Methodiek
We hebben het methodiekboek samengevat in een beknopte versie om een idee te kunnen geven van onze werkwijze. Deze kan je via de knop hieronder raadplegen.
2.2. Vier leerstijlen
Zo’n combinatie van twee manieren van leren noemt Kolb een leerstijl. Er zijn vier elementaire leerstijlen. De divergeerder (dromer) bekijkt concrete situaties vanuit verschillende perspectieven en ziet betekenisvolle verbanden – ze zijn dus meestal goed in brainstormen. Ze zijn geïnteresseerd in mensen en waarden, zijn vaak fantasierijk en gaan dikwijls af op hun gevoel.

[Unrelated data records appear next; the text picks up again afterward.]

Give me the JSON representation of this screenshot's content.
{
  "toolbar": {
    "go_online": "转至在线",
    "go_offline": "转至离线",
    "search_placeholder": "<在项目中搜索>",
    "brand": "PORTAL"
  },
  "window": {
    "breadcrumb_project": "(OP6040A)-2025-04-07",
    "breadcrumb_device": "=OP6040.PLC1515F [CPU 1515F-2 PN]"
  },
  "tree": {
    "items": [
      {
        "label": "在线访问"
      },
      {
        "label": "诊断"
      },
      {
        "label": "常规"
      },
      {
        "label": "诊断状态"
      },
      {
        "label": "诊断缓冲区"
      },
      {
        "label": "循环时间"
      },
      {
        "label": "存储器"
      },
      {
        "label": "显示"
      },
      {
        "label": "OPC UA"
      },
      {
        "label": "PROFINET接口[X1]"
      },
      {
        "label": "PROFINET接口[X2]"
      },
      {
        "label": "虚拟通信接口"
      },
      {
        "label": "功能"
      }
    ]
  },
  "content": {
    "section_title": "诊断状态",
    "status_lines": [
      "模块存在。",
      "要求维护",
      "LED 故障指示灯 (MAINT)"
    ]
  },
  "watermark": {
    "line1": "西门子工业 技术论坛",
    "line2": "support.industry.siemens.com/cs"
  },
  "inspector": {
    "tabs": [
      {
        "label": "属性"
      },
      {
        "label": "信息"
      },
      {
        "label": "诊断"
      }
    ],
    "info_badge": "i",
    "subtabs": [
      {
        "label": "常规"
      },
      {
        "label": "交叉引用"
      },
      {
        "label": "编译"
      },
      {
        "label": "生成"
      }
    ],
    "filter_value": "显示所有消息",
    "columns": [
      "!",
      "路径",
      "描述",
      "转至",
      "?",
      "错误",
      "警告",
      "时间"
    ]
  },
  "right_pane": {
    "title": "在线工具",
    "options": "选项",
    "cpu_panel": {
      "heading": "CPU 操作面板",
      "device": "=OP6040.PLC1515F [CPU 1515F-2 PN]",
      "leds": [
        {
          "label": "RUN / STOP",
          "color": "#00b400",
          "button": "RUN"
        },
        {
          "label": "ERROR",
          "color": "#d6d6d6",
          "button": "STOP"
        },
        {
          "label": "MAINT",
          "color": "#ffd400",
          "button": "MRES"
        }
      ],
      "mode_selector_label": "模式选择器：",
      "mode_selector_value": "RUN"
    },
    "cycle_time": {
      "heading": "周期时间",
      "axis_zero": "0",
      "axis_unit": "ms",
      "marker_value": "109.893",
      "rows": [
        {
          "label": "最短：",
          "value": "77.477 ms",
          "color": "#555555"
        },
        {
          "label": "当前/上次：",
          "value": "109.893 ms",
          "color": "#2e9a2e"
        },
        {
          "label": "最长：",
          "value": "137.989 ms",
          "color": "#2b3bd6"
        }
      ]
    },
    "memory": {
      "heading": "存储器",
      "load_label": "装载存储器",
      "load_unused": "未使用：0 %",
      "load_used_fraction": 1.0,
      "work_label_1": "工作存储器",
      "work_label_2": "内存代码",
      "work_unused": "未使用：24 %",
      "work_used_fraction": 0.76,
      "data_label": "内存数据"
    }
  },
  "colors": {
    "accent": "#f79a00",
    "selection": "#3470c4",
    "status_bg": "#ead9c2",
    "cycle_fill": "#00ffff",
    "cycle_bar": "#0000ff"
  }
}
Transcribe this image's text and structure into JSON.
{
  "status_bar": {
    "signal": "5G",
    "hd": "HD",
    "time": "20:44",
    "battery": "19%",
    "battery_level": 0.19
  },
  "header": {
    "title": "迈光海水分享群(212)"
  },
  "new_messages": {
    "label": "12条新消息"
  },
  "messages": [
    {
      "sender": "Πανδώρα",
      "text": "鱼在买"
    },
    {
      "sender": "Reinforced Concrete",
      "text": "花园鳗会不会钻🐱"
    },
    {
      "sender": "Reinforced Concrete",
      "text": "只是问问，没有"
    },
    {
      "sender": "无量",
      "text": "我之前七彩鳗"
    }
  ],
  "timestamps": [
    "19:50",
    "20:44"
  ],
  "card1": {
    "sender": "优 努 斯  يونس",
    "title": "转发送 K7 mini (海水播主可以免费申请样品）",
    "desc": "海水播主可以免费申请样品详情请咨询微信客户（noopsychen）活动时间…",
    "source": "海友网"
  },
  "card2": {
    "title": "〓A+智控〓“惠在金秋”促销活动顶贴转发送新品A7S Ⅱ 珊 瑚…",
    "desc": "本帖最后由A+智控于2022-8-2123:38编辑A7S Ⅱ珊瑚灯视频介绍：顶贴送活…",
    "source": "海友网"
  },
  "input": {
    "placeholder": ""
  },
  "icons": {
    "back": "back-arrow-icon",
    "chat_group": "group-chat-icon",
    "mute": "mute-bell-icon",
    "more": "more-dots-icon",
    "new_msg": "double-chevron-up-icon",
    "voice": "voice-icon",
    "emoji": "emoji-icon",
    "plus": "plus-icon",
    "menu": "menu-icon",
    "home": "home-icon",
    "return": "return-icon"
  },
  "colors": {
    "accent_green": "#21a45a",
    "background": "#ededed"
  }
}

De assimileerder (denker) ontwikkelt theoretische modellen door uiteenlopende observaties te assimileren in één verklarend concept. Het belangrijkste is dat de theorie logisch samenhangt en nauwkeurig is, menselijke aspecten en praktisch nut spelen minder een rol.
De convergeerder (beslisser) lost problemen op, neemt beslissingen en vertaalt ideeën naar de praktijk. Ze vormen hypotheses om hun kennis in te zetten om specifieke problemen op te lossen. Ze geloven in één juist antwoord en houden meer van technische taken dan van sociale kwesties.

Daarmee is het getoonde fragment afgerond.